A community treatment order allows an eligible patient with psychosis to leave the hospital and get treated in the community. Patients are however required to accept clinical monitoring and allow rapid recall for assessment. Doctors and approved mental health professionals are granted powers to impose strict supervised community treatment on mental health patients. This system has been widely introduced in the USA, Australia, some Canadian provinces, the UK, and several other European countries. This aimed at reducing the involuntary hospitalisation of patients with mental illness.

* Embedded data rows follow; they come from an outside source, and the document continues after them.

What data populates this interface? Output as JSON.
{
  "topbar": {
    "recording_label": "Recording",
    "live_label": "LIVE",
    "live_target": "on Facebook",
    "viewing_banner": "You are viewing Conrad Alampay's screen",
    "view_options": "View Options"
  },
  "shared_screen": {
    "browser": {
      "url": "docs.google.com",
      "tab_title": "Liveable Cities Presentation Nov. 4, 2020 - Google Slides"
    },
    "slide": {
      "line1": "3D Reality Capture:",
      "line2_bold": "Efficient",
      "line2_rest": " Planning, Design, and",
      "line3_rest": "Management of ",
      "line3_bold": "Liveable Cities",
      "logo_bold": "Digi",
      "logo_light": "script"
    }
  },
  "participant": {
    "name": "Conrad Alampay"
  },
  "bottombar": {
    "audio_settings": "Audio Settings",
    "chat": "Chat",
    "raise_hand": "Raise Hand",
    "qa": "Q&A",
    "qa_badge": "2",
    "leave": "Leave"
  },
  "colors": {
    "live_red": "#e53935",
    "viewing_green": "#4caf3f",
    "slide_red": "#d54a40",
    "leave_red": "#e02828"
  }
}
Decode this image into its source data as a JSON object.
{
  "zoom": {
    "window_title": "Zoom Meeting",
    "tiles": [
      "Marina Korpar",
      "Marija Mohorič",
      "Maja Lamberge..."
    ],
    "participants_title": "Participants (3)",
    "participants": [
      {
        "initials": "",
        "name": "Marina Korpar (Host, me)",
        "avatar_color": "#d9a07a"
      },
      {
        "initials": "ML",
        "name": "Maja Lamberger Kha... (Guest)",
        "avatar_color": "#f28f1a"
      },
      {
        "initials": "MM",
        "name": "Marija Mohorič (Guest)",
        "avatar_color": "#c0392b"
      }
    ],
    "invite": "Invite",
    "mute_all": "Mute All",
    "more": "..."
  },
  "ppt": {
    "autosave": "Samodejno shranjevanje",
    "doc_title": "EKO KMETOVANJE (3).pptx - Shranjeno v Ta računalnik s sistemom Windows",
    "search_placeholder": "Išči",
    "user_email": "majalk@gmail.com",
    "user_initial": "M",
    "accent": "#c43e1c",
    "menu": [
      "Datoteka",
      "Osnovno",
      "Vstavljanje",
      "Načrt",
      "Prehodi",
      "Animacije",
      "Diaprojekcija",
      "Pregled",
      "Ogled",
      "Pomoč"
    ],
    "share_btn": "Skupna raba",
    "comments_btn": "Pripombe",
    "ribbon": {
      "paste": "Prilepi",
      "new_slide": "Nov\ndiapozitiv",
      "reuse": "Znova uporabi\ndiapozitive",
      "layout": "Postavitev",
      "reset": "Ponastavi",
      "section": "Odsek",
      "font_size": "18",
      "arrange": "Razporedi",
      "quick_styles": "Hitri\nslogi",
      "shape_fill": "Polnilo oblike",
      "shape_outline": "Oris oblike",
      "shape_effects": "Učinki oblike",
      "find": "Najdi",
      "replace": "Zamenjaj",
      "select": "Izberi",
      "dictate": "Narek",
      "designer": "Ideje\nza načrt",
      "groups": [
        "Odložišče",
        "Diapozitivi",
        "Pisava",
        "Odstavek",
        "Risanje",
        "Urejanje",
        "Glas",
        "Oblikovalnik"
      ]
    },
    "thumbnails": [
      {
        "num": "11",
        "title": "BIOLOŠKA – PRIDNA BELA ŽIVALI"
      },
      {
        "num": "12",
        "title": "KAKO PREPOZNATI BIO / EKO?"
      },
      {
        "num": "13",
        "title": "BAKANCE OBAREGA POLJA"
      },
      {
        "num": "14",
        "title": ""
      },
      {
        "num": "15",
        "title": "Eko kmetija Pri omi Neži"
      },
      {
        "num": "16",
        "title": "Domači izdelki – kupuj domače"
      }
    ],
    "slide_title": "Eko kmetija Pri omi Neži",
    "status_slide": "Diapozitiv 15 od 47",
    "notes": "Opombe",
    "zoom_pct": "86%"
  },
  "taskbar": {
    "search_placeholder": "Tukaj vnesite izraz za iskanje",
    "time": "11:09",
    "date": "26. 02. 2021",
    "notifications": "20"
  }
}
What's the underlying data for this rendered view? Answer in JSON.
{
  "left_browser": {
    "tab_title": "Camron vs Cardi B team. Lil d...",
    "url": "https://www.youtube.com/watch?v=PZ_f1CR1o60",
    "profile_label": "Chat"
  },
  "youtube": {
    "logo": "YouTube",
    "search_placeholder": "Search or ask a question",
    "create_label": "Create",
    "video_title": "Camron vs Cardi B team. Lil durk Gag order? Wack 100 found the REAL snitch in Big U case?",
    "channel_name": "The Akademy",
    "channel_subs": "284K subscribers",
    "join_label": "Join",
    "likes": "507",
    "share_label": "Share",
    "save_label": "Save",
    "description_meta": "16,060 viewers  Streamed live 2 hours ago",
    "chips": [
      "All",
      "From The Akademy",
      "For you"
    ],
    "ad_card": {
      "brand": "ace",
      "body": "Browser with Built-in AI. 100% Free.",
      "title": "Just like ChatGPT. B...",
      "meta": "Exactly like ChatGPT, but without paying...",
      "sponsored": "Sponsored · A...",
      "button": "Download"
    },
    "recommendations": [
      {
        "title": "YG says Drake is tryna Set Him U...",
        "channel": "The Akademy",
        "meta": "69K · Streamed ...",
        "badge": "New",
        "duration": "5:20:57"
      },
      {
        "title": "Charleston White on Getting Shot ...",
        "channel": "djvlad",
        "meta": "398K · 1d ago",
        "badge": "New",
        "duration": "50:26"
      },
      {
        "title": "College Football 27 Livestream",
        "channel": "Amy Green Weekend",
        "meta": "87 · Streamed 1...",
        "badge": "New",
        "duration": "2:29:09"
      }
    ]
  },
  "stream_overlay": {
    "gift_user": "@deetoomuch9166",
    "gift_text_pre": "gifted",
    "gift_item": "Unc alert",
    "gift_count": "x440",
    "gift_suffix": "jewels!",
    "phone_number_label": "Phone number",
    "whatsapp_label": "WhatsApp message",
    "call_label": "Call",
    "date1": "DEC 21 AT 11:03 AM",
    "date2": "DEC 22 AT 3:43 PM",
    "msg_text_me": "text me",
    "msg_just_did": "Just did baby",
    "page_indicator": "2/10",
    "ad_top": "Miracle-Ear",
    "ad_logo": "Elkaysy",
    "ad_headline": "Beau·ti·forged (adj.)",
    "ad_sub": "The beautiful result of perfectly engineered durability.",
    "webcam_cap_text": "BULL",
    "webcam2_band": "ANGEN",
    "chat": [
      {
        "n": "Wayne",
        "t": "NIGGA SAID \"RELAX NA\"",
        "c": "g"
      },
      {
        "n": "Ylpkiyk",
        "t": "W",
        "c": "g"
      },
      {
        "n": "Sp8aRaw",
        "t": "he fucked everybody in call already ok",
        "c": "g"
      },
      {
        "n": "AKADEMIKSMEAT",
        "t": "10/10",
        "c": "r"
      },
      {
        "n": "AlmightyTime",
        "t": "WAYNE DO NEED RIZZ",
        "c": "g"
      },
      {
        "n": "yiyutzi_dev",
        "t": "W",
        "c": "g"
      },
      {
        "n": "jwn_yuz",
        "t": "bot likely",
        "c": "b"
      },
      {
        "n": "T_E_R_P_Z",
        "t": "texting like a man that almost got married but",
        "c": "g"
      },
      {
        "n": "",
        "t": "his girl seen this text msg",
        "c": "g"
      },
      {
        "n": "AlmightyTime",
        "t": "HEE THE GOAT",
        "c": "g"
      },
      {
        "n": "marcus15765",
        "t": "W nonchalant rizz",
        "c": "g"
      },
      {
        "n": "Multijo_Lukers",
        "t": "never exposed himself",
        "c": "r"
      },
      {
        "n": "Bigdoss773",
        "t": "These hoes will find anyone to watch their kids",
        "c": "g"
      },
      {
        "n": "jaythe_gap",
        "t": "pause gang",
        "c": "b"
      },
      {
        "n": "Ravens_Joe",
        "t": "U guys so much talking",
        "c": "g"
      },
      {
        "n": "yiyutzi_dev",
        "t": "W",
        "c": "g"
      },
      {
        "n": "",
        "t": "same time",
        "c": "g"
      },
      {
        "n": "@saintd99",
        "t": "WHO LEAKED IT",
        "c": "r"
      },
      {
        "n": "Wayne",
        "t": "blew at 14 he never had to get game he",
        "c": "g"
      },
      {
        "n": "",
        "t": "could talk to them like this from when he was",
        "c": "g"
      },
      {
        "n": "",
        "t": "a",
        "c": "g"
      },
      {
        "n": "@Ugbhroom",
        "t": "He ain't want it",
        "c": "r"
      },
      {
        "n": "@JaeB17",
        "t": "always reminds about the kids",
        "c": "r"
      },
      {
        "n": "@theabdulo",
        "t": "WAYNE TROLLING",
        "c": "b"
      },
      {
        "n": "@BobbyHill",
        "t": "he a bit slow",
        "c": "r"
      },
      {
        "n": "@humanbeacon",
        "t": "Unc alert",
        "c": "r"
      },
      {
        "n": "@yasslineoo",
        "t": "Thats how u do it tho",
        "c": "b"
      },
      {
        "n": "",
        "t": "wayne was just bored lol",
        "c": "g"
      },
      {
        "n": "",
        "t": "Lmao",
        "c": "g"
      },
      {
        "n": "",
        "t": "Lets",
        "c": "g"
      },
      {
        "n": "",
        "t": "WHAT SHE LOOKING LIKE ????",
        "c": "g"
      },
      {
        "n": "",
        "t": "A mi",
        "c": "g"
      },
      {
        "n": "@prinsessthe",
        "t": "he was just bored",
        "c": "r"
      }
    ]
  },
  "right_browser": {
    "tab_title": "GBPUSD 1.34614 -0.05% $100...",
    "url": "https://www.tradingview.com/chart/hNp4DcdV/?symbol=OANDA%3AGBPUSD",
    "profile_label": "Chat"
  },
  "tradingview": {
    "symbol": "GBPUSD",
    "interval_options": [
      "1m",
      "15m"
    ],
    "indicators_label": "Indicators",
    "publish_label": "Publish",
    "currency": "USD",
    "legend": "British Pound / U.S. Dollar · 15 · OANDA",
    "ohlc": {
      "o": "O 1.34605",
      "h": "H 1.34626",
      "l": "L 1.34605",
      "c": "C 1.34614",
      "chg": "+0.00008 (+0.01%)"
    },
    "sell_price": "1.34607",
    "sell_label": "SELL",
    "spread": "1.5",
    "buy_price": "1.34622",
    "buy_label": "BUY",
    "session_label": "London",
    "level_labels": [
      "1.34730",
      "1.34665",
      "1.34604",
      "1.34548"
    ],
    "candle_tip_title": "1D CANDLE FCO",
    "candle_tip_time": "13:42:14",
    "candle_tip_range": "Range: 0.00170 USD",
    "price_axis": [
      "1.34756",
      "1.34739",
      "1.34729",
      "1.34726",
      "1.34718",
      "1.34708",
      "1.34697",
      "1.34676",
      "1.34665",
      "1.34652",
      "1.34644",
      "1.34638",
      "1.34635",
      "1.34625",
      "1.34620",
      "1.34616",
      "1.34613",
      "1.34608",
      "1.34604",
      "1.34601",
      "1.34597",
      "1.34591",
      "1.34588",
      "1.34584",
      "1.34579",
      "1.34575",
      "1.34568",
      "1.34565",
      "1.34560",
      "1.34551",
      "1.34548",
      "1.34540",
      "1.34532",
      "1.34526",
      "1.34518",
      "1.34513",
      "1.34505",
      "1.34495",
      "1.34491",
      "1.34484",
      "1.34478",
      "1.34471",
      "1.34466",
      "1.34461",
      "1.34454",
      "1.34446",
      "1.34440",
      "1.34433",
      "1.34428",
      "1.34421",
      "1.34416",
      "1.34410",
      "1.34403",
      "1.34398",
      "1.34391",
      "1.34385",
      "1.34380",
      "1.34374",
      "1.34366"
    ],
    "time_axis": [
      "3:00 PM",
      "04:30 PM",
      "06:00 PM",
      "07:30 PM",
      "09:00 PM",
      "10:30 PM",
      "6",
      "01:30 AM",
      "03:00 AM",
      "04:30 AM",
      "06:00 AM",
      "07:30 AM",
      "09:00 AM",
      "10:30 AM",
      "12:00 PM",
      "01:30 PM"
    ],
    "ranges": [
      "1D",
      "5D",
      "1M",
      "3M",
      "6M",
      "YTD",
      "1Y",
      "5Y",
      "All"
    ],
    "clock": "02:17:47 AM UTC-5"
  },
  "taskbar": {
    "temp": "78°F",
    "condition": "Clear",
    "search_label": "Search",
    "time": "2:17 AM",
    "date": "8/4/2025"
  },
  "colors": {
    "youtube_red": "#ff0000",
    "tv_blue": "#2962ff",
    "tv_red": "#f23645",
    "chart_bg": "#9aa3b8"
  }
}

AdvertisementSevere opposition always followed the system of CTOs, because in a sense, patients discharged under CTOs had a 'restricted' version of liberty. Discharge under CTOs could happen only after getting the approval of a responsible clinician (usually a psychiatrist) and an approved mental health professional. Only those patients who comply with certain conditions would be allowed to stay in the community. Patients who fail to comply would be recalled to the hospital.
There was no experimental evidence to prove the superiority of CTOs over the existing provision for "leave of absence" under Section 17. Section 17 allows a patient to leave hospital for some hours or days, or even exceptionally weeks, while still subject to recall. This was a means to assess recovery before granting voluntary status. Section 17 may be viewed as an older and "less restrictive" form of supervised community treatment.
A UK-based randomised controlled trial compared the outcomes of patients discharged under CTOs with patients discharged under section 17 leave. Researchers postulated that discharge under CTOs would be associated with a lower rate of readmission than those discharged on the pre-existing Section 17 leave of absence. The proposition proved this wrong.
The imposition of compulsory supervision failed to reduce the rate of readmission of psychotic patients. No evidence that could justify 'the significant curtailment of patients' personal liberty' could be obtained from the trial. In light of findings from this trial, the age-old debate over ethics and effectiveness of use of Community Treatment Orders are once again active.
The trials conducted are however not fool proof, but implications of this report need careful consideration.
Reference: Community treatment orders for patients with psychosis (OCTET): a randomised controlled trial; Tom Burns et al; The Lancet 2013.